The making of Song Up in Her Head with her self-composed Grammy-nominated instrumental track "Mansinneedof" also provided Jarosz with lessons reflected in her everyday life. Wimberley isn't Austin, and not even in the same county, but its relative proximity feeds off and shares its energy, particularly encouraging to the composing dynamic.
"Songwriting is a different process every time. It's ever-changing, and I think one reason I like it so much is it's never predictable. Sometimes it just comes, and those are the real gems and gifts when it just kind of happens. Recently, I've tried to sit down and just work at it, but I think that just having things come are how it works. I feel like I try too hard to explain it and it's an indescribable art. For me, it's about being a good listener and not being closed off to the world.
"Writing ideas down, recording a little melody idea, coming back to it and piecing things together, that's how I've been working. Balancing school and work, it's hard to find time to write. Music is constant learning. I have a couple of notebooks, documents on my computer, notes on my phone .... The ones on my computer were probably when I was writing a paper," admits Jarosz, who confesses she wrote many of the lyrics for her CD during high school classes.

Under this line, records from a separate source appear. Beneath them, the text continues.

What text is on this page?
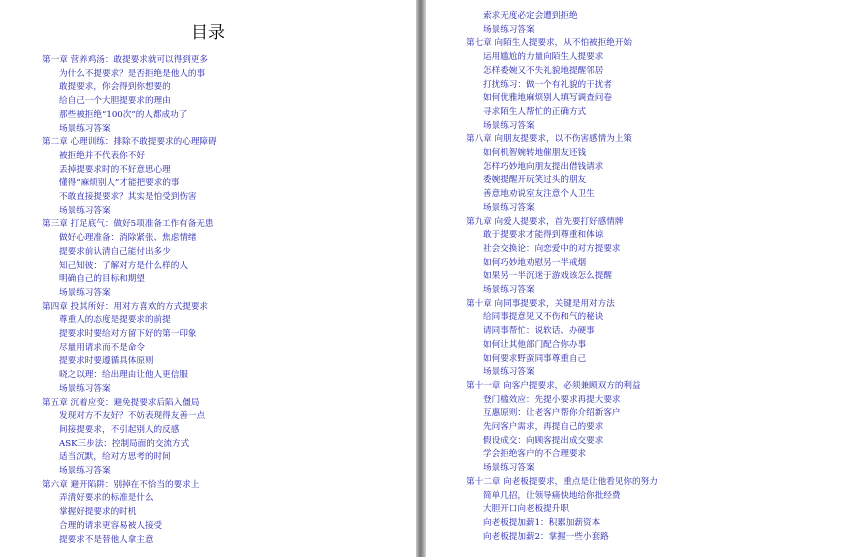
目录
第一章 营养鸡汤：敢提要求就可以得到更多
为什么不提要求？是否拒绝是他人的事
敢提要求，你会得到你想要的
给自己一个大胆提要求的理由
那些被拒绝“100次”的人都成功了
场景练习答案
第二章 心理训练：排除不敢提要求的心理障碍
被拒绝并不代表你不好
丢掉提要求时的不好意思心理
懂得“麻烦别人”才能把要求的事
不敢直接提要求？其实是怕受到伤害
场景练习答案
第三章 打足底气：做好5项准备工作有备无患
做好心理准备：消除紧张、焦虑情绪
提要求前认清自己能付出多少
知己知彼：了解对方是什么样的人
明确自己的目标和期望
场景练习答案
第四章 投其所好：用对方喜欢的方式提要求
尊重人的态度是提要求的前提
提要求时要给对方留下好的第一印象
尽量用请求而不是命令
提要求时要遵循具体原则
晓之以理：给出理由让他人更信服
场景练习答案
第五章 沉着应变：避免提要求后陷入僵局
发现对方不友好？不妨表现得友善一点
间接提要求，不引起别人的反感
ASK三步法：控制局面的交流方式
适当沉默，给对方思考的时间
场景练习答案
第六章 避开陷阱：别掉在不恰当的要求上
弄清好要求的标准是什么
掌握好提要求的时机
合理的请求更容易被人接受
提要求不是替他人拿主意
索求无度必定会遭到拒绝
场景练习答案
第七章 向陌生人提要求，从不怕被拒绝开始
运用尴尬的力量向陌生人提要求
怎样委婉又不失礼貌地提醒邻居
打扰练习：做一个有礼貌的干扰者
如何优雅地麻烦别人填写调查问卷
寻求陌生人帮忙的正确方式
场景练习答案
第八章 向朋友提要求，以不伤害感情为上策
如何机智婉转地催朋友还钱
怎样巧妙地向朋友提出借钱请求
委婉提醒开玩笑过头的朋友
善意地劝说室友注意个人卫生
场景练习答案
第九章 向爱人提要求，首先要打好感情牌
敢于提要求才能得到尊重和体谅
社会交换论：向恋爱中的对方提要求
如何巧妙地劝慰另一半戒烟
如果另一半沉迷于游戏该怎么提醒
场景练习答案
第十章 向同事提要求，关键是用对方法
给同事提意见又不伤和气的秘诀
请同事帮忙：说软话、办硬事
如何让其他部门配合你办事
如何要求野蛮同事尊重自己
场景练习答案
第十一章 向客户提要求，必须兼顾双方的利益
登门槛效应：先提小要求再提大要求
互惠原则：让老客户帮你介绍新客户
先问客户需求，再提自己的要求
假设成交：向顾客提出成交要求
学会拒绝客户的不合理要求
场景练习答案
第十二章 向老板提要求，重点是让他看见你的努力
简单几招，让领导痛快地给你批经费
大胆开口向老板提升职
向老板提加薪1：积累加薪资本
向老板提加薪2：掌握一些小套路
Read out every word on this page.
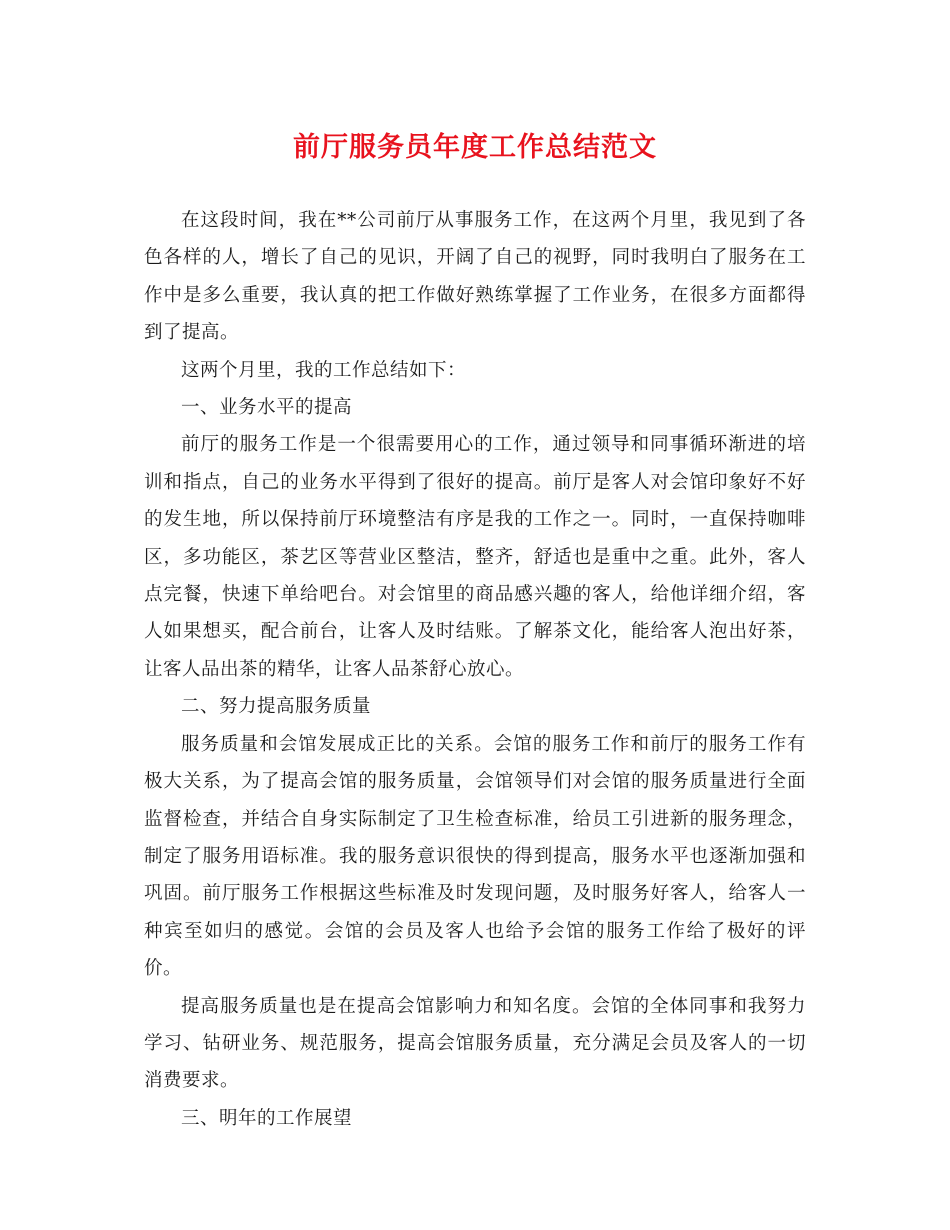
前厅服务员年度工作总结范文

在这段时间，我在**公司前厅从事服务工作，在这两个月里，我见到了各色各样的人，增长了自己的见识，开阔了自己的视野，同时我明白了服务在工作中是多么重要，我认真的把工作做好熟练掌握了工作业务，在很多方面都得到了提高。

这两个月里，我的工作总结如下：

一、业务水平的提高

前厅的服务工作是一个很需要用心的工作，通过领导和同事循环渐进的培训和指点，自己的业务水平得到了很好的提高。前厅是客人对会馆印象好不好的发生地，所以保持前厅环境整洁有序是我的工作之一。同时，一直保持咖啡区，多功能区，茶艺区等营业区整洁，整齐，舒适也是重中之重。此外，客人点完餐，快速下单给吧台。对会馆里的商品感兴趣的客人，给他详细介绍，客人如果想买，配合前台，让客人及时结账。了解茶文化，能给客人泡出好茶，让客人品出茶的精华，让客人品茶舒心放心。

二、努力提高服务质量

服务质量和会馆发展成正比的关系。会馆的服务工作和前厅的服务工作有极大关系，为了提高会馆的服务质量，会馆领导们对会馆的服务质量进行全面监督检查，并结合自身实际制定了卫生检查标准，给员工引进新的服务理念，制定了服务用语标准。我的服务意识很快的得到提高，服务水平也逐渐加强和巩固。前厅服务工作根据这些标准及时发现问题，及时服务好客人，给客人一种宾至如归的感觉。会馆的会员及客人也给予会馆的服务工作给了极好的评价。

提高服务质量也是在提高会馆影响力和知名度。会馆的全体同事和我努力学习、钻研业务、规范服务，提高会馆服务质量，充分满足会员及客人的一切消费要求。

三、明年的工作展望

Years on the festival circuit and her musical background exposed Jarosz to songwriters traditionally cited – Bob Dylan, Paul Simon, a recently developed interest in Joni Mitchell – as well as younger, more contemporary players and writers such as Gillian Welch and Dave Rawlings, for whom she flew back here to play a two-night stand at the Parish in December before whisking herself back to the New England Conservatory in Boston and completing finals. "Collecting ideas" is a phrase that crops up repeatedly in conversation, an indicator of her awareness of her circumstances.

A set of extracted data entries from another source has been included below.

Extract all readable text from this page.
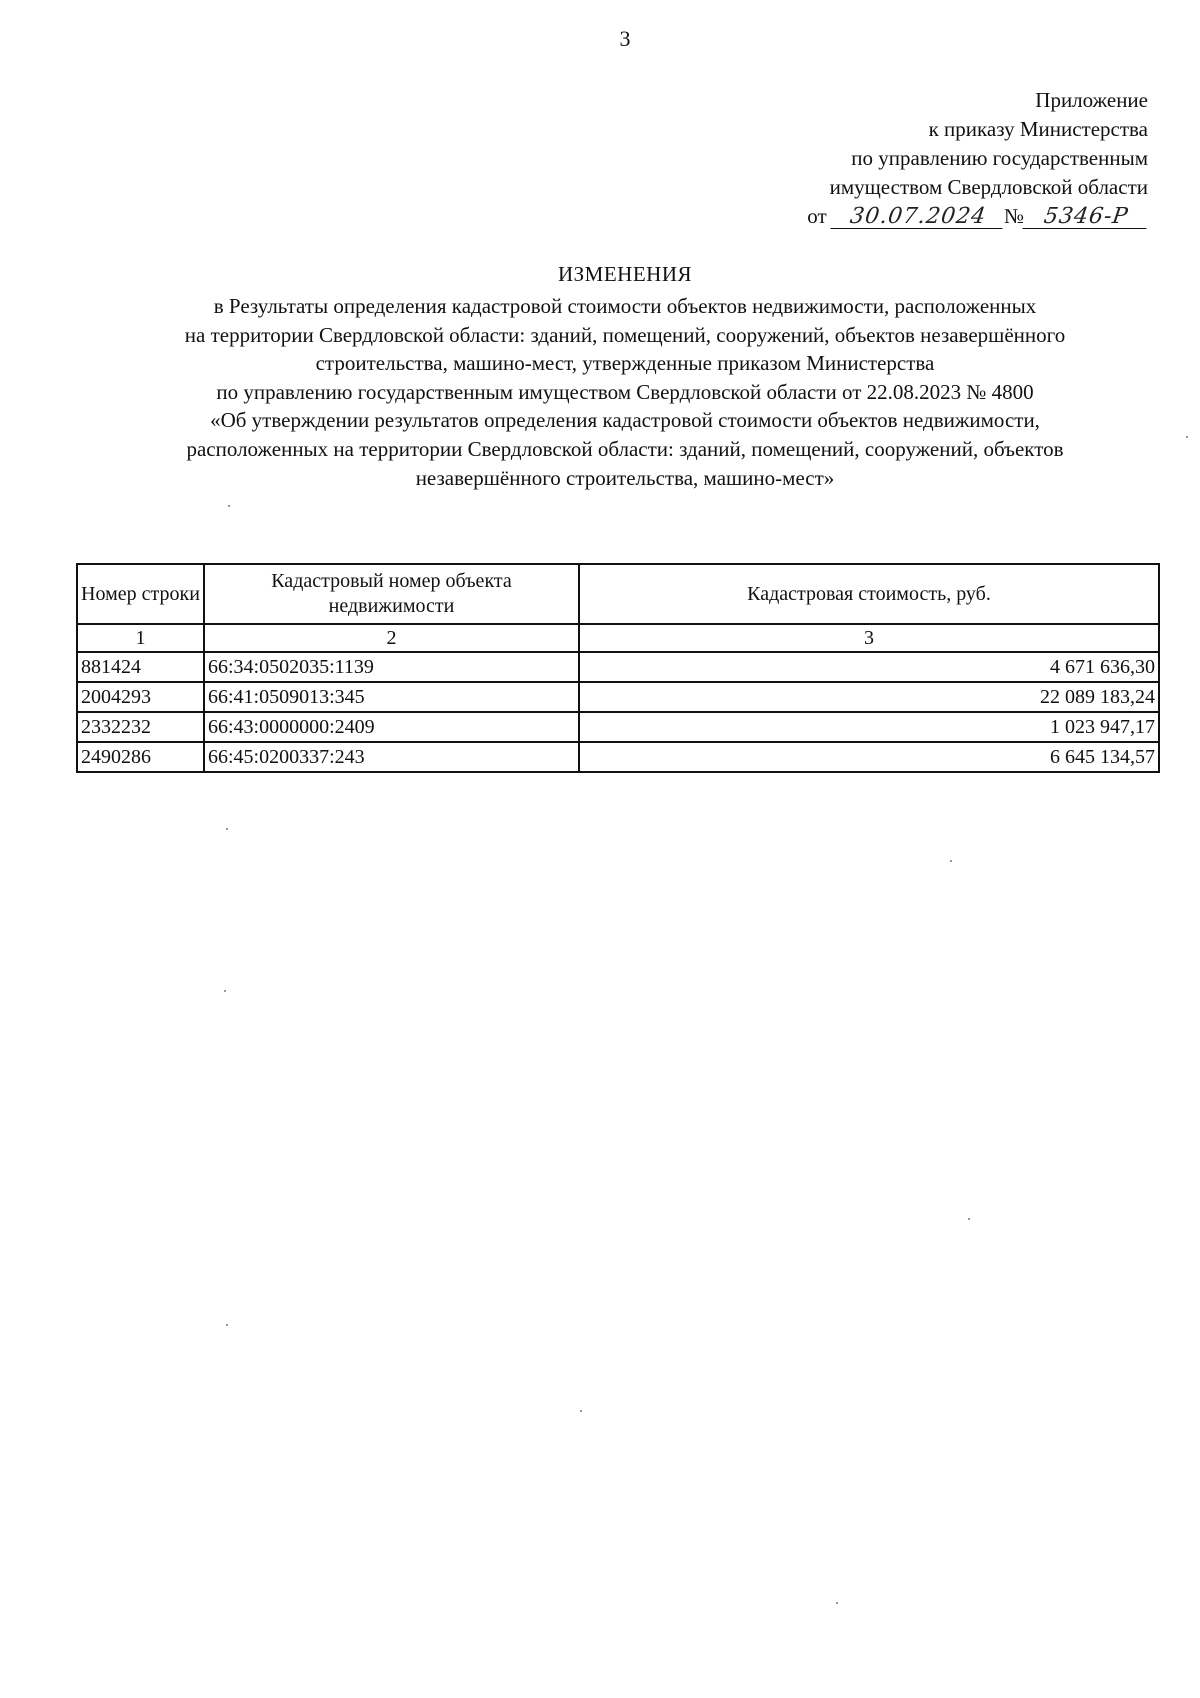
3
Приложение
к приказу Министерства
по управлению государственным
имуществом Свердловской области
от 30.07.2024 № 5346-Р
ИЗМЕНЕНИЯ
в Результаты определения кадастровой стоимости объектов недвижимости, расположенных
на территории Свердловской области: зданий, помещений, сооружений, объектов незавершённого
строительства, машино-мест, утвержденные приказом Министерства
по управлению государственным имуществом Свердловской области от 22.08.2023 № 4800
«Об утверждении результатов определения кадастровой стоимости объектов недвижимости,
расположенных на территории Свердловской области: зданий, помещений, сооружений, объектов
незавершённого строительства, машино-мест»
Номер строки	Кадастровый номер объекта недвижимости	Кадастровая стоимость, руб.
1	2	3
881424	66:34:0502035:1139	4 671 636,30
2004293	66:41:0509013:345	22 089 183,24
2332232	66:43:0000000:2409	1 023 947,17
2490286	66:45:0200337:243	6 645 134,57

"Since I was always surrounded by musicians and people excited about music, it helped me have an open mind – and listen to as much as possible and be influenced by everything. Notice what's good and what's bad and take what you can from it. It's getting harder and harder to be original. Find what you like, and make it your own."

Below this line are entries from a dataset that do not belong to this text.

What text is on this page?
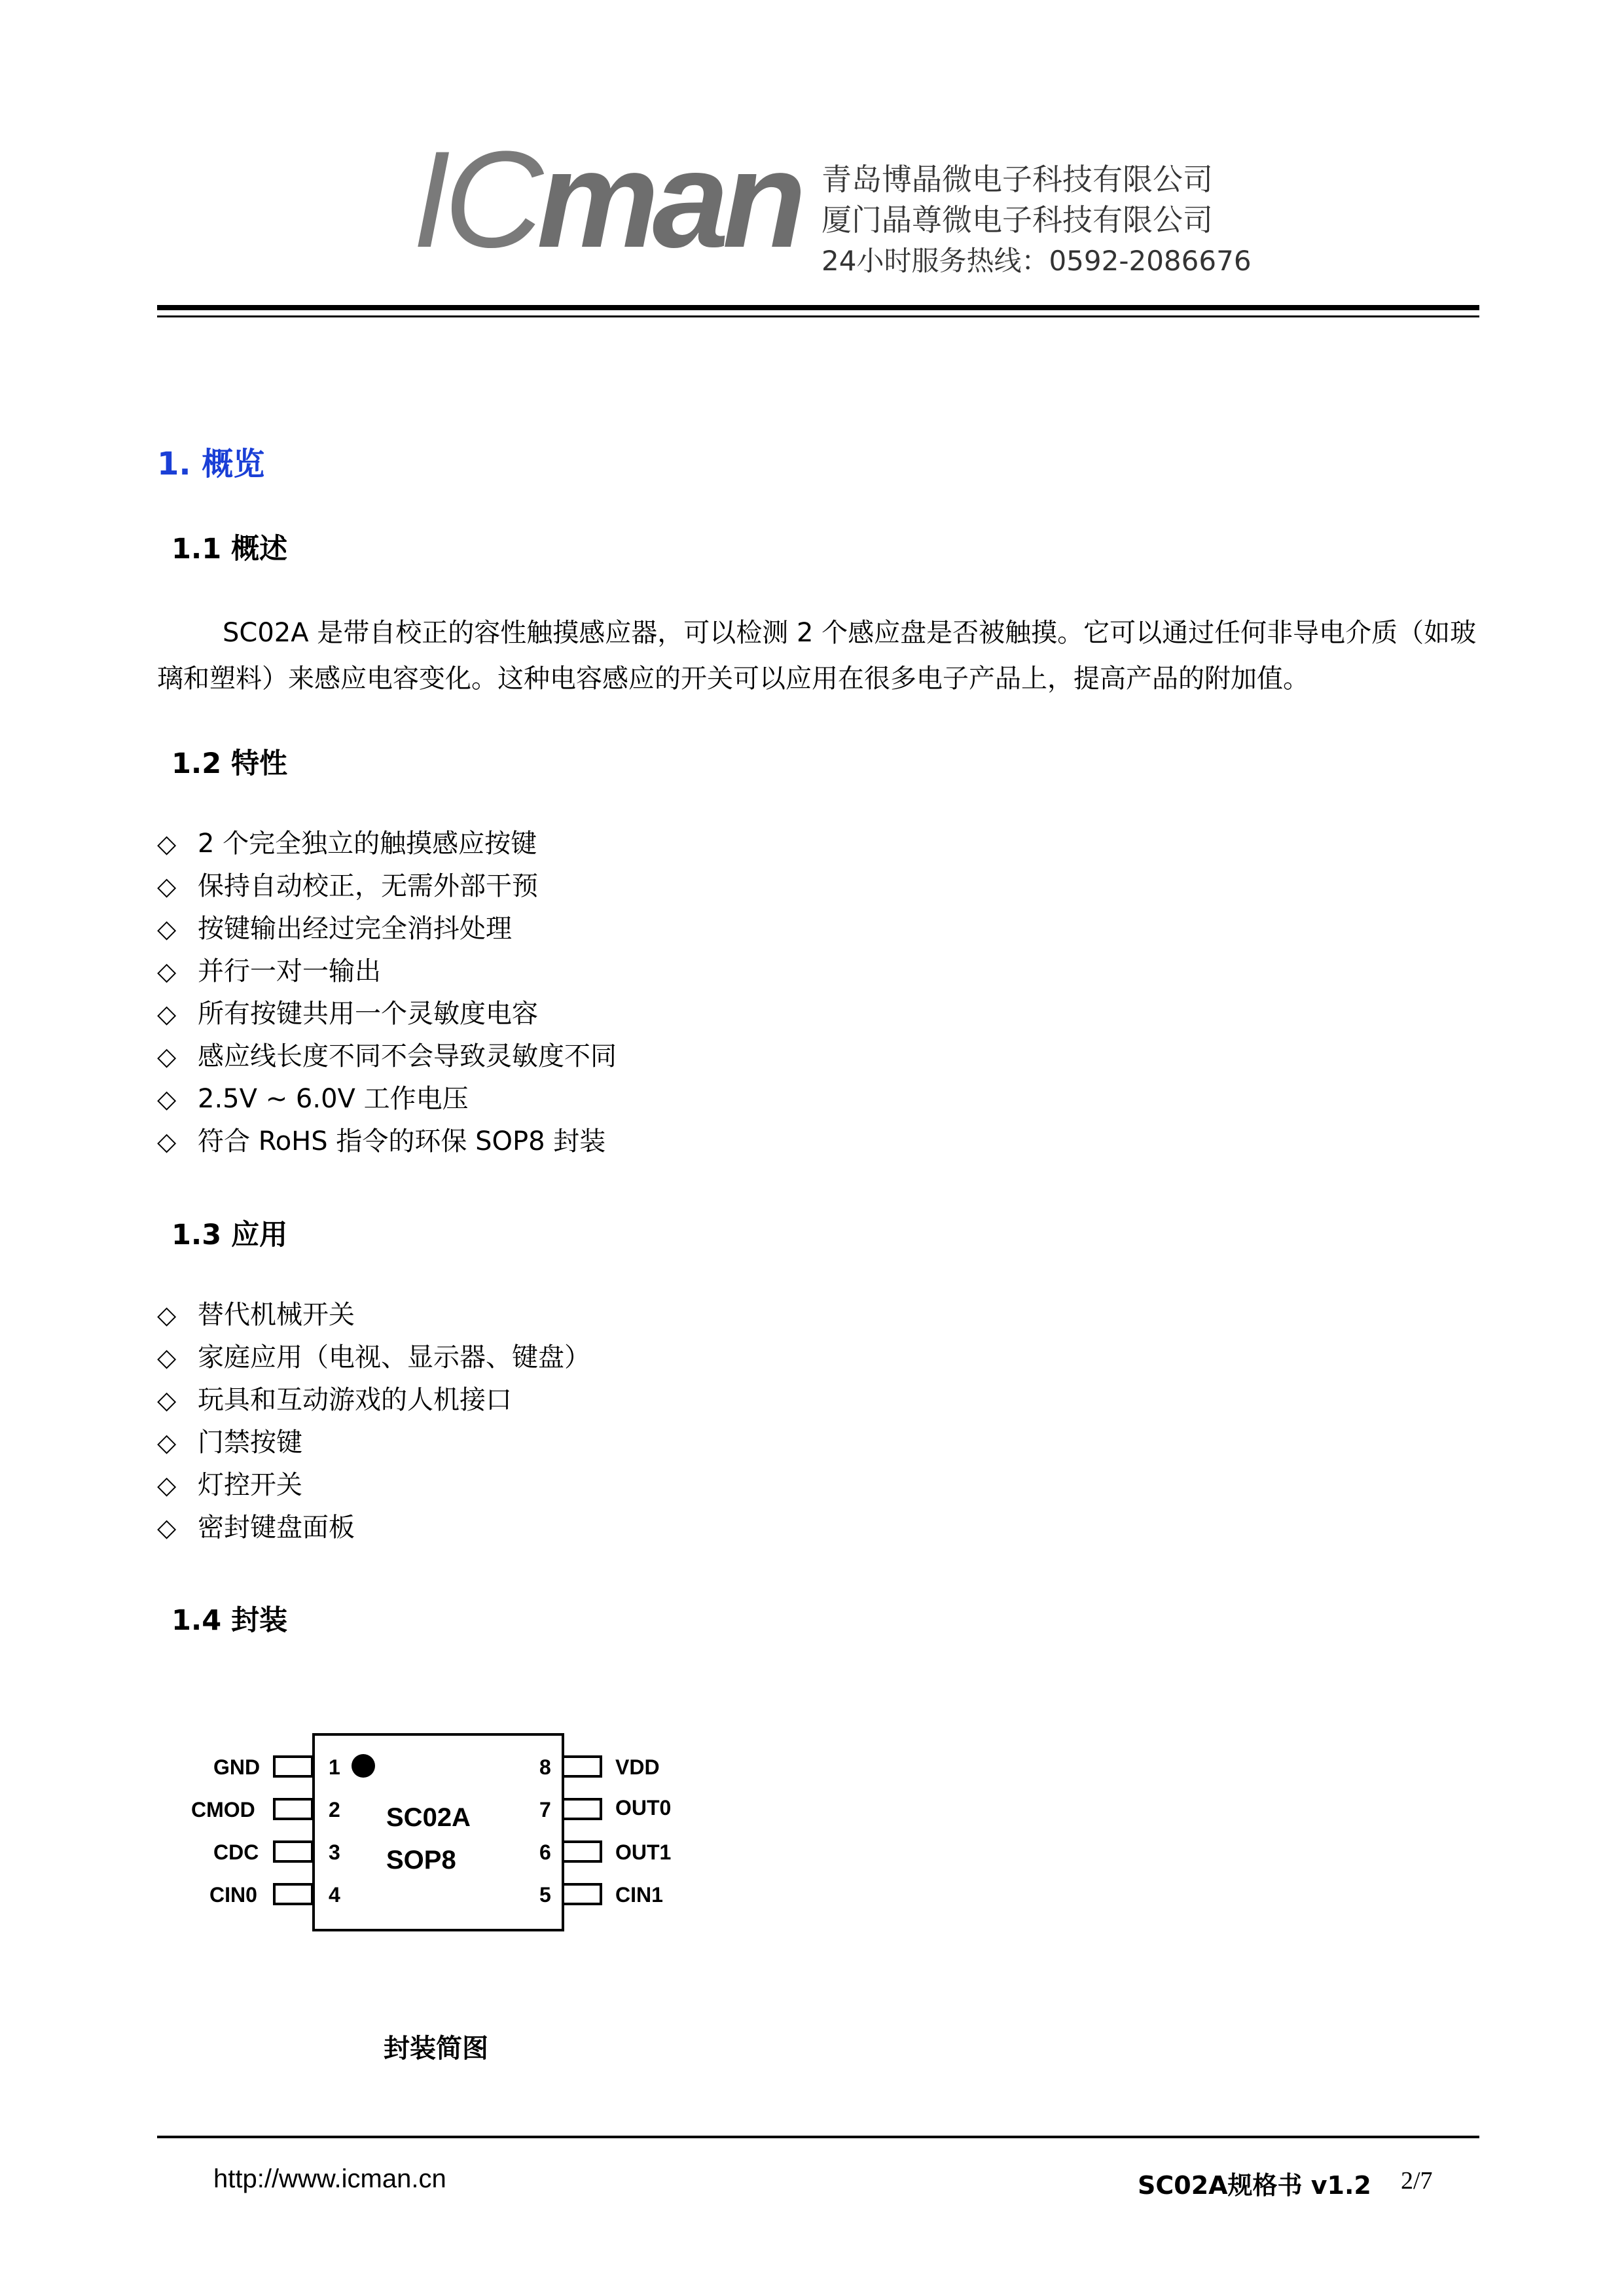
ICman 青岛博晶微电子科技有限公司
厦门晶尊微电子科技有限公司
24小时服务热线：0592-2086676
1. 概览
1.1 概述

SC02A 是带自校正的容性触摸感应器，可以检测 2 个感应盘是否被触摸。它可以通过任何非导电介质（如玻璃和塑料）来感应电容变化。这种电容感应的开关可以应用在很多电子产品上，提高产品的附加值。

1.2 特性
◇ 2 个完全独立的触摸感应按键
◇ 保持自动校正，无需外部干预
◇ 按键输出经过完全消抖处理
◇ 并行一对一输出
◇ 所有按键共用一个灵敏度电容
◇ 感应线长度不同不会导致灵敏度不同
◇ 2.5V ~ 6.0V 工作电压
◇ 符合 RoHS 指令的环保 SOP8 封装
1.3 应用
◇ 替代机械开关
◇ 家庭应用（电视、显示器、键盘）
◇ 玩具和互动游戏的人机接口
◇ 门禁按键
◇ 灯控开关
◇ 密封键盘面板
1.4 封装
GND
CMOD
CDC
CIN0
1
2
3
4
8
7
6
5
VDD
OUT0
OUT1
CIN1
SC02A
SOP8
封装简图
http://www.icman.cn	SC02A规格书 v1.2 2/7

The smile on Sarah Jarosz's pretty face is irresistible as she considers the success of Song Up in Her Head (see "Texas Platters," June 12, 2009), and more so, 2010, eager to work with producer Gary Paczosa again, a summer festival dance card filling up with Telluride and Grey Fox, and an imminent trip to the Grammys. She's aware that eyes are upon her, too, yet her confidence is casual and filled with curiosity.
"Now I feel like because I've done it once, I'll do things a little quicker. Maybe not though. It's always fun to be in a studio for hours and fool around creatively. I feel like I accomplished a lot I wanted to recording the first CD, so I feel like I'm open to newer things, too – no boundaries. I want to be true to myself. I even have a new song called 'My Muse.' It's about someone in particular who's been inspirational, but the idea of the muse is that it's different for everyone. That's why it's so cool.
"The last couple of interviews I've had have started going in a new direction. The questions are not so much about where I grew up but are turning to the future. It's good for me because it makes me think and analyze what's really important. I think a lot of that has to do with the fact that I'm not a little girl anymore.
"I'm only 18. The more I live, the more I'll have to write about."